Loman wasn’t a sinner who needed to admit his wrongs, he was a painfully young man who needed help in a moment of crisis. In Diarmuid’s opinion, people who couldn’t tell the difference had no business donning the crimson of the Inquisition.
"Both answers feel wrong," Loman said. "I’ve spoken with my father many times about my brother’s deficiencies. He’s valiant on the battlefield and unbeatable among knights his age. He’s driven to help the family succeed where it has failed before and he’s willing to bear the burdens and the risks that go with his ambitions."
"That sounds like praise more than a deficiency," Diarmuid pointed out. Taking the decanter from the table he poured a fresh cup for Loman and slid it across the table to the young man. "What deficiencies are you concerned with?"
"My brother’s strengths end with what I’ve already said," the young man said. "As a man, he’s a champion of the Light. He might have made a good Templar. If he’d been born the younger brother, I’m sure that he would have done so. But as a Marquis, he’s too lacking."
"I saw a bit of that myself," Diarmuid admitted, thinking back on the days he spent in the wilderness with the young lord. "As a champion, he’s perfect. As a commander, he’s impatient and unsympathetic to the struggles of people who are less capable than he is."
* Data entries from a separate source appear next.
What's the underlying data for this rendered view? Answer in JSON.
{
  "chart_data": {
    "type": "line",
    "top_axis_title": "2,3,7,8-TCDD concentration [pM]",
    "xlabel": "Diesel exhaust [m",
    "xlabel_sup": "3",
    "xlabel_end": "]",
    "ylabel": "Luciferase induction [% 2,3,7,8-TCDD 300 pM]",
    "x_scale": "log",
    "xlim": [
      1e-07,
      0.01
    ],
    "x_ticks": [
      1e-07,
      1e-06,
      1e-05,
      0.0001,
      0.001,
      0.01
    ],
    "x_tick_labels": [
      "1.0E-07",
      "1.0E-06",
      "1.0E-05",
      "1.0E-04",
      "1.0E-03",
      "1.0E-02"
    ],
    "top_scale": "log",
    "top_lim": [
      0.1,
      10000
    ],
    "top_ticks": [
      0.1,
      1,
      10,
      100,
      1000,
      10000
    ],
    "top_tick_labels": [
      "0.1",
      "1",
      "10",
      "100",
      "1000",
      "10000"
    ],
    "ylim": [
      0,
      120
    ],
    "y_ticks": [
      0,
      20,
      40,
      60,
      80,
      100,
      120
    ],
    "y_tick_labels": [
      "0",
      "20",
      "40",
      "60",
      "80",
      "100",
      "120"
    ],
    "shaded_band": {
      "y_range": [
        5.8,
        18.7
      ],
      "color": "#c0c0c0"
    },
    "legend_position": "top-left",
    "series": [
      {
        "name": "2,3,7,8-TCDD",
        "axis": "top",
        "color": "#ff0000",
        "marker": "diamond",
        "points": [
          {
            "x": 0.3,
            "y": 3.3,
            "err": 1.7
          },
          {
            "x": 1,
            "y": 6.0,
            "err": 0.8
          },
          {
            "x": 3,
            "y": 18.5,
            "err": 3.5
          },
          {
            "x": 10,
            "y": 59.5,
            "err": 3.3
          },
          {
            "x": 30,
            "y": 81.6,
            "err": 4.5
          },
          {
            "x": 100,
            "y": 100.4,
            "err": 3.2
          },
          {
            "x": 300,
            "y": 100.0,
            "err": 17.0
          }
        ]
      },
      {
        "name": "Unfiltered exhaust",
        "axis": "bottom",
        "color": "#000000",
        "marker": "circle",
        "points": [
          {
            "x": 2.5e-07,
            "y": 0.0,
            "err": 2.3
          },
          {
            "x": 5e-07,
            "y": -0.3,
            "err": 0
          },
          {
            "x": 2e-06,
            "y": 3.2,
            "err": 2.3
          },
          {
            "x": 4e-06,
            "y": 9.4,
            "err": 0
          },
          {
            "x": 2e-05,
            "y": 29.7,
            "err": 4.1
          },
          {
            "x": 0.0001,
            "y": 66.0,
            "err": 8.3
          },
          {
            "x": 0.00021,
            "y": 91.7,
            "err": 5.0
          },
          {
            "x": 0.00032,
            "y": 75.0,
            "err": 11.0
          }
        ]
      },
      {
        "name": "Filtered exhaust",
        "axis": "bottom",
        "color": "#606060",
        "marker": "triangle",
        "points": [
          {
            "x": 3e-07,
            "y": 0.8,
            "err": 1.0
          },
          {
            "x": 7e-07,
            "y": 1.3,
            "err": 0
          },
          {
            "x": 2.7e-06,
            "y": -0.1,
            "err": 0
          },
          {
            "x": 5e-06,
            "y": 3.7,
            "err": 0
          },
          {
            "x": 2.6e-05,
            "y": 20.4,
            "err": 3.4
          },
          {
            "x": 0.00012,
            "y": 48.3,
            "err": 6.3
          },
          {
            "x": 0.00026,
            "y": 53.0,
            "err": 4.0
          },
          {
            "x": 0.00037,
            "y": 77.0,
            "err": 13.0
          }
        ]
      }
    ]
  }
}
"It goes beyond that," Loman said. "That’s why this matter of my sister-in-law’s murder has weighed on me so heavily. My brother gives vent to his fury too easily. He becomes too lost in the pleasures of the earthly world and loses sight of his path to the Heavenly Shores. If he was just a man, that might be fine. If he couldn’t reach the Heavenly Shores in this life, then his glorious deeds in battle against the demons would surely count for much in his next life."